Análisis
Ha nacido un juego de culto
Jonathan Blow, autor de este juego, ha logrado costear de su propio bolsillo una obra maestra del videojuego.
Por CptMisson
| Publicado el día 18/09/2008 23:58
Cada mundo de Braid consta de una antesala (una especie de minimundo suspendido entre las nubes) en la que una serie de atriles y puertas nos relatan algunos de los episodios más amargos de la vida de Tim y nos informan del número de fases de que consta ese mundo (cada puerta es una fase), así como del número de piezas de puzzle que nos queda por conseguir en cada fase.
Una vez puestos en situación, nos toca encarar el mundo en cuestión, y entonces comienzan las sorpresas.
Lejos de ser mundos oscuros y lóbregos al estilo del primero -el mundo actual de Tim-, el resto de mundos se basan en escenarios bucólicos, en los que los tonos pastel y el gusto por paisajes y escenarios preciosistas son la nota dominante.
Y si hemos hablado de cómo Braid conserva la mecánica de un plataformas tradicional, al atravesar estos escenarios nos daremos cuenta de hasta qué punto esto ha sido una decisión consciente por parte de sus creadores.
Cada mundo desemboca, tras varias fases, en un castillo con un banderín que se eleva en cuanto pasamos por él. Para eliminar a los enemigos que Tim se encuentra, debe saltar encima de ellos. Hay unas tuberías verdes de las que salen plantas carnívoras. En un escenario debemos subir por un camino zigzagueante hecho con plataformas, esquivando los enemigos que nos dispara desde lo alto un cañón sostenido por el bajorrelieve de un gorila. En definitiva, un marcado homenaje a Super Mario Bros. y a Donkey Kong que sirve a Jonathan Blow para volver a las bases del género de plataformas y aportarle nuevos contenidos, nuevas sensaciones, todo ello en un estilo pictórico y preciosista.

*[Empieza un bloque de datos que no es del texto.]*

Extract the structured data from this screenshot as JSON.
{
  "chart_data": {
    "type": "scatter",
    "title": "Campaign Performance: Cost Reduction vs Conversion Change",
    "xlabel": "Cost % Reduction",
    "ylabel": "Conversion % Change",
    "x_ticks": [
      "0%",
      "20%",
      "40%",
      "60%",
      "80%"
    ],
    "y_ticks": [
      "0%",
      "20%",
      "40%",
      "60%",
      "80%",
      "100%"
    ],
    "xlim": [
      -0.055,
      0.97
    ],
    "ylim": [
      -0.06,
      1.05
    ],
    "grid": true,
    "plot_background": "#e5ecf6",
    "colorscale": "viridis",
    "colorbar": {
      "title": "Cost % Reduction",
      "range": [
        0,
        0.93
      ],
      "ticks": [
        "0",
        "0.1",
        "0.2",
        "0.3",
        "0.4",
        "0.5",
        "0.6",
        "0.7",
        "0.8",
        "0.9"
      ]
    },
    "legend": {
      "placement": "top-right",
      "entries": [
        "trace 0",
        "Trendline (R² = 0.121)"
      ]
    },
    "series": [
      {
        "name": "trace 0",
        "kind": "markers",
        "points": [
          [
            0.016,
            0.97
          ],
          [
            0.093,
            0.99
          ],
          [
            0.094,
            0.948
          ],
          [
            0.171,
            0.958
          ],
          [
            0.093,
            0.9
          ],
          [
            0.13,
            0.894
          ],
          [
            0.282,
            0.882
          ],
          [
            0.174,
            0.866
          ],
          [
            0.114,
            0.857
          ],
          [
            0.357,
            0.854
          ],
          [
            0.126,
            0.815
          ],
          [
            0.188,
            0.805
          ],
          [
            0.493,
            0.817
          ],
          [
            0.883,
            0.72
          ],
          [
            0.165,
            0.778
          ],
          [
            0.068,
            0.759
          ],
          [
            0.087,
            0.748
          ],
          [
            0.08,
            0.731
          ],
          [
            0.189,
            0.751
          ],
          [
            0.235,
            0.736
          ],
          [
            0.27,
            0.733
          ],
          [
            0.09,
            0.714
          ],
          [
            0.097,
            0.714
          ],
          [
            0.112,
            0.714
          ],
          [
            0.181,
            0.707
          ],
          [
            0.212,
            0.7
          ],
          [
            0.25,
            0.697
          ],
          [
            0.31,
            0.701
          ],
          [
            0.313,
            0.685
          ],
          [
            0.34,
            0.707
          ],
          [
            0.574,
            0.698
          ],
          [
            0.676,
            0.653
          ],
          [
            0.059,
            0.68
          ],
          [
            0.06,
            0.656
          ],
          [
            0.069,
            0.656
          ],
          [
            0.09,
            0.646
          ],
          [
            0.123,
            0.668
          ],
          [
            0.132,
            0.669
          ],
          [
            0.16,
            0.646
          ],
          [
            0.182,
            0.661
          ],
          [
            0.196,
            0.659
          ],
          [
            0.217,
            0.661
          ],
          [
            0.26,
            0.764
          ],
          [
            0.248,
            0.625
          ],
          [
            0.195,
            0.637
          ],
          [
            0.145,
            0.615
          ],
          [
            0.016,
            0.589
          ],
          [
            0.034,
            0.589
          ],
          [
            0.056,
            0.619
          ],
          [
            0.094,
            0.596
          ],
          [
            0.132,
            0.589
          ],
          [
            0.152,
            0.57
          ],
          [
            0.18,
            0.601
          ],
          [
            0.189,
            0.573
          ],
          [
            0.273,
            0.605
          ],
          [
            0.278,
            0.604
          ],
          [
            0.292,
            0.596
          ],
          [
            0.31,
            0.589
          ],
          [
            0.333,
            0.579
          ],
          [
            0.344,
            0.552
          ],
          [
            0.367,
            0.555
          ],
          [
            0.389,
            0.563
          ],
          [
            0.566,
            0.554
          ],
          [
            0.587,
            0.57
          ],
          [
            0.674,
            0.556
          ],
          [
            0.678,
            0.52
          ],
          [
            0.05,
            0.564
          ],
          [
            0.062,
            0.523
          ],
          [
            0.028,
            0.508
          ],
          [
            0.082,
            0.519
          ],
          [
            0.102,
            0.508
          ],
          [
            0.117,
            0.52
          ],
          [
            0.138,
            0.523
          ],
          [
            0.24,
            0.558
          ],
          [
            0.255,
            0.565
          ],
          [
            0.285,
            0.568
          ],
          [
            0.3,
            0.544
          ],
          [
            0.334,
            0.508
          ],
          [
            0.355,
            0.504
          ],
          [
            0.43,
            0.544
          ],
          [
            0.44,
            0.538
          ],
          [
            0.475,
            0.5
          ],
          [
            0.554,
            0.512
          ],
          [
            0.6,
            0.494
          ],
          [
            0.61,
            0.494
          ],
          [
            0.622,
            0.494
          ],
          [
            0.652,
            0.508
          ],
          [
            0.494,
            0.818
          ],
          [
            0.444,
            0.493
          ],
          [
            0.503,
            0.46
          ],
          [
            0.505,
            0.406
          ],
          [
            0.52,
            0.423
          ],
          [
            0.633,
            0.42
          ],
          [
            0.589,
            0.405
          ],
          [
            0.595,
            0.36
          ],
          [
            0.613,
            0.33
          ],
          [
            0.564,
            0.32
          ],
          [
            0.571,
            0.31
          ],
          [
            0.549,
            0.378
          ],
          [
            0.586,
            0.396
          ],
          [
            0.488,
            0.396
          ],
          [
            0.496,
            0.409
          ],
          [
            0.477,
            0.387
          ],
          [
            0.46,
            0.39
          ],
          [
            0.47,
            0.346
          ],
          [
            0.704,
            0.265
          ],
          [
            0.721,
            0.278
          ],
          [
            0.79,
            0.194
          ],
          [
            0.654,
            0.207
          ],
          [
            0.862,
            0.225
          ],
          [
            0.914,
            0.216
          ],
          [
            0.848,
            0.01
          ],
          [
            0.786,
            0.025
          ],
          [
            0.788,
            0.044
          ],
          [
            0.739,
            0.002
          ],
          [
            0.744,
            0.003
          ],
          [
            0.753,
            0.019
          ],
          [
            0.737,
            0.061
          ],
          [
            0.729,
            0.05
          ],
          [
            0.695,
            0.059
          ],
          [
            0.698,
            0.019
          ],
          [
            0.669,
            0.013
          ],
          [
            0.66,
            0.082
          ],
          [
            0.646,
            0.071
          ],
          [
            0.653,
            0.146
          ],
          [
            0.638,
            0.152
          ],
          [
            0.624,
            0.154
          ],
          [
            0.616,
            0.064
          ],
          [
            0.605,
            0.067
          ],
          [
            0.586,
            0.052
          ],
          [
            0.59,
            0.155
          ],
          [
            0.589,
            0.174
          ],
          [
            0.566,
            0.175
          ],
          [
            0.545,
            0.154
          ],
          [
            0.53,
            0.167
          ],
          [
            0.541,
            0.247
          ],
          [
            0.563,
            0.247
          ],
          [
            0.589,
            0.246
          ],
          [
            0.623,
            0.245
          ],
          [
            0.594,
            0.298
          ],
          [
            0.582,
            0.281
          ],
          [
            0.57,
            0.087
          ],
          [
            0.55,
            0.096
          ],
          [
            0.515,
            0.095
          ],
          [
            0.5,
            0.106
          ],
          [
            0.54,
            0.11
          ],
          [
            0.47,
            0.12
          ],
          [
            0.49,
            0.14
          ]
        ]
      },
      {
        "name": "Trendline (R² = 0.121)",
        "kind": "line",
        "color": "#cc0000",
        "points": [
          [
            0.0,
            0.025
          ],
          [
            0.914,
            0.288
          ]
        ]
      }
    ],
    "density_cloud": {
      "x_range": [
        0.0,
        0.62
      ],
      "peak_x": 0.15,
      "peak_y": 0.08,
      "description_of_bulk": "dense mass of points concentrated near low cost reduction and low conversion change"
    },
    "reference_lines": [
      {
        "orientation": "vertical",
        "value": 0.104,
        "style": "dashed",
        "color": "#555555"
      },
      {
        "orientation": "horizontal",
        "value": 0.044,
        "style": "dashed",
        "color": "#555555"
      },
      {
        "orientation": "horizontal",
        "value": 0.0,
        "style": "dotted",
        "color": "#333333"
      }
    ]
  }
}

Y es que la jugabilidad y el grafismo de Braid no dejarían de ser una apuesta curiosa de no ser por cómo su combinación logra una experiencia altamente estimulante y enriquecedora para el jugador en la que la curiosidad es la clave para triunfar.
Hay una idea que se quiere comunicar, una idea compleja, y el camino para hacerlo ha sido el de expresarla en el propio acto de jugar. De esta manera, la jugabilidad, verdadero bastión del videojuego frente a otros medios artísticos, se convierte en un acto poético.
Este es el gran logro de Braid.
El resto es un intrincado e ingenioso juego que combina a la perfección las plataformas y los puzzles, haciendo que la solución de la mayoría de ellos se base en la peculiar habilidad de Tim para manipular el tiempo. Cada vez que resolvemos un puzzle, obtenemos una pieza del lienzo que engloba ese mundo concreto. Cuando el lienzo se completa, se añade un tramo más a la escalera que llevará a Tim al altillo, cuya puerta nos dará acceso al episodio final del juego. Una mecánica simple y trillada que, gracias a la puesta en escena y a la sabia integración de jugabilidad y poesía, eleva al plataformas tradicional de scroll horizontal, un botón para saltar, etc. a cotas expresivas y lúdicas que difícilmente podían encontrarse en un género tan explotado, pero que sin duda estaban ahí.